Café Cantina
By YP Contributor

Boom goes the Taqueria

“Boom!” That’s how Cantina unexpectedly started from the first day for owners Marianne Larochelle and Serge Landau. “Boui boui” is Marianne’s expression for the lively, convivial atmosphere the couple wanted and did conjure at their California-inspired, Mexican taqueria restaurant, which they opened on du Centre Street in Pointe St-Charles in 2010.

“We wanted to create a Mexican restaurant with a Californian freshness and health-consciousness and without the greasiness of some of the Mexican food you find there.” Says Marianne.

If the “insta-boom” signified that Serge and Marianne had acted well on their intuitions, research and creative aspirations, they were not aware of the subtleties of running a restaurant. “The first year was really hard, it took off so fast and we were disorganised. We definitely took a while to find our rhythm.”

We wanted to create a Mexican restaurant with Californian freshness and health-consciousness, and local ingredients. - Marianne Larochelle
Café Cantina Taqueria, Mexican, cafe, restaurant

The Curves of Intuitive Management

What likely saved them was their love for unpretentious, colourful, and affordable food, their ability to experiment with flavours, and their previous experience working as a creative team. Marianne is from Québéc, Serge is from Paris, and they have known each other for a long time. The entrepreneurial couple did consider opening a French restaurant in California, where people go gaga for French cuisine. They lived in California for 6 years until they moved to Montreal to realize their vision, which had been gradually forming.

Cantina is both carnivore and vegan friendly, reflecting the eating habits of Serge and Marianne respectively. They serve meat and the all-vegetable versions of Mexican staples people have come to crave, such as burritos, tacos, and quesadillas. Once inside, you will observe Serge’s meticulous artistry in the open kitchen, and you will taste the results; your dish is arranged so that every bite is optimized for full flavour, freshness, and value.

Serge and Marianne source their produce from the Atwater market and buy organic products whenever possible. Their daily specials feature seasonal ingredients and fulfill Serge and Marianne’s creative and experimental instincts.

At Cantina, without any previous restaurant experience other than his French culinary heritage, Serge is the “solid kitchen person”, and Marianne takes care of the social aspect. Marianne also likes to bake. Before the restaurant’s opening, she imagined being able to do more experimenting with baking. “I had fantasies of being able to make all kinds of cakes—different ones every day—but people came back for the same things!” Marianne’s bestselling sweets are her coconut macaroons.

Café Cantina Taqueria, Mexican, cafe, restaurant

How to Surround Yourself With Art

Serge used to be Marianne’s agent, as she is a photographer and a yoga teacher. Marianne specializes in artist photography.
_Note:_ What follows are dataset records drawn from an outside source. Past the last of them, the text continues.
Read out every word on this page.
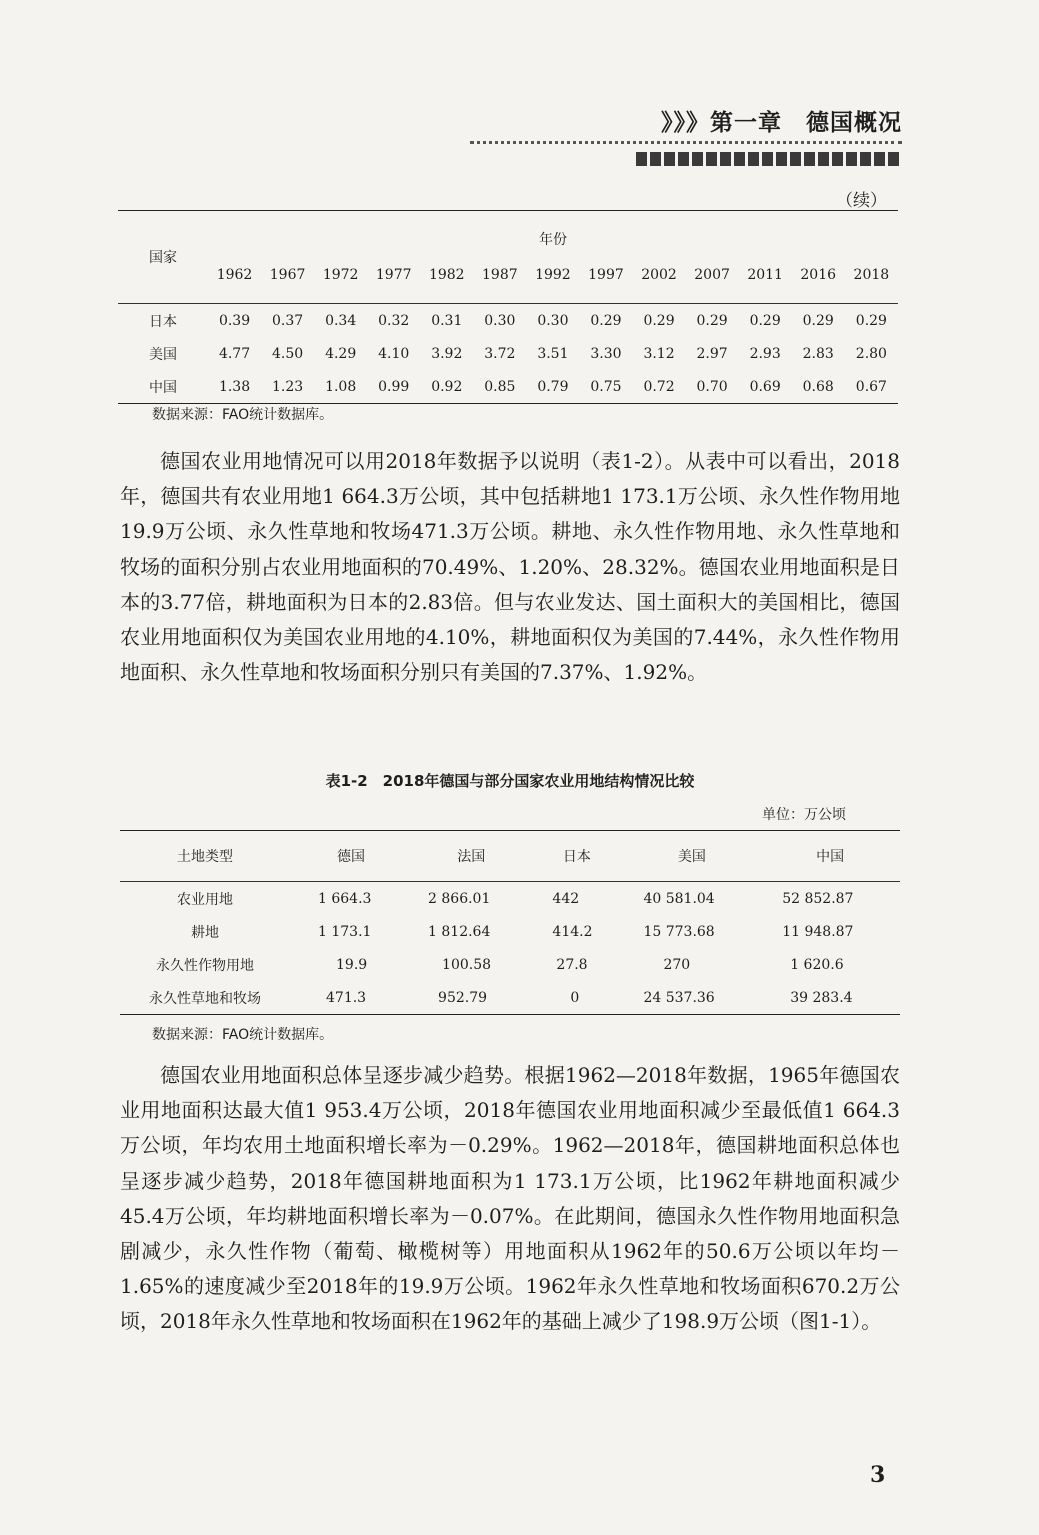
》》》第一章　德国概况
（续）
国家	年份												
	1962	1967	1972	1977	1982	1987	1992	1997	2002	2007	2011	2016	2018
日本	0.39	0.37	0.34	0.32	0.31	0.30	0.30	0.29	0.29	0.29	0.29	0.29	0.29
美国	4.77	4.50	4.29	4.10	3.92	3.72	3.51	3.30	3.12	2.97	2.93	2.83	2.80
中国	1.38	1.23	1.08	0.99	0.92	0.85	0.79	0.75	0.72	0.70	0.69	0.68	0.67
数据来源：FAO统计数据库。

德国农业用地情况可以用2018年数据予以说明（表1-2）。从表中可以看出，2018年，德国共有农业用地1 664.3万公顷，其中包括耕地1 173.1万公顷、永久性作物用地19.9万公顷、永久性草地和牧场471.3万公顷。耕地、永久性作物用地、永久性草地和牧场的面积分别占农业用地面积的70.49%、1.20%、28.32%。德国农业用地面积是日本的3.77倍，耕地面积为日本的2.83倍。但与农业发达、国土面积大的美国相比，德国农业用地面积仅为美国农业用地的4.10%，耕地面积仅为美国的7.44%，永久性作物用地面积、永久性草地和牧场面积分别只有美国的7.37%、1.92%。

表1-2　2018年德国与部分国家农业用地结构情况比较
单位：万公顷
土地类型	德国	法国	日本	美国	中国
农业用地	1 664.3	2 866.01	442	40 581.04	52 852.87
耕地	1 173.1	1 812.64	414.2	15 773.68	11 948.87
永久性作物用地	19.9	100.58	27.8	270	1 620.6
永久性草地和牧场	471.3	952.79	0	24 537.36	39 283.4
数据来源：FAO统计数据库。

德国农业用地面积总体呈逐步减少趋势。根据1962—2018年数据，1965年德国农业用地面积达最大值1 953.4万公顷，2018年德国农业用地面积减少至最低值1 664.3万公顷，年均农用土地面积增长率为－0.29%。1962—2018年，德国耕地面积总体也呈逐步减少趋势，2018年德国耕地面积为1 173.1万公顷，比1962年耕地面积减少45.4万公顷，年均耕地面积增长率为－0.07%。在此期间，德国永久性作物用地面积急剧减少，永久性作物（葡萄、橄榄树等）用地面积从1962年的50.6万公顷以年均－1.65%的速度减少至2018年的19.9万公顷。1962年永久性草地和牧场面积670.2万公顷，2018年永久性草地和牧场面积在1962年的基础上减少了198.9万公顷（图1-1）。

3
Though she has put her photography career aside to focus on the restaurant and yoga, she still “loves to be surrounded by artists; there is so much talent in this city,” says Marianne.

Every three months, Cantina features a different artist. The walls at Cantina are also densely mural-spangled. Intricately painted floor to ceiling pieces are collaborations between three different local Anglophone artists, whom Marianne remarks, “as Anglos have a hard time finding opportunities for exposure in Montreal.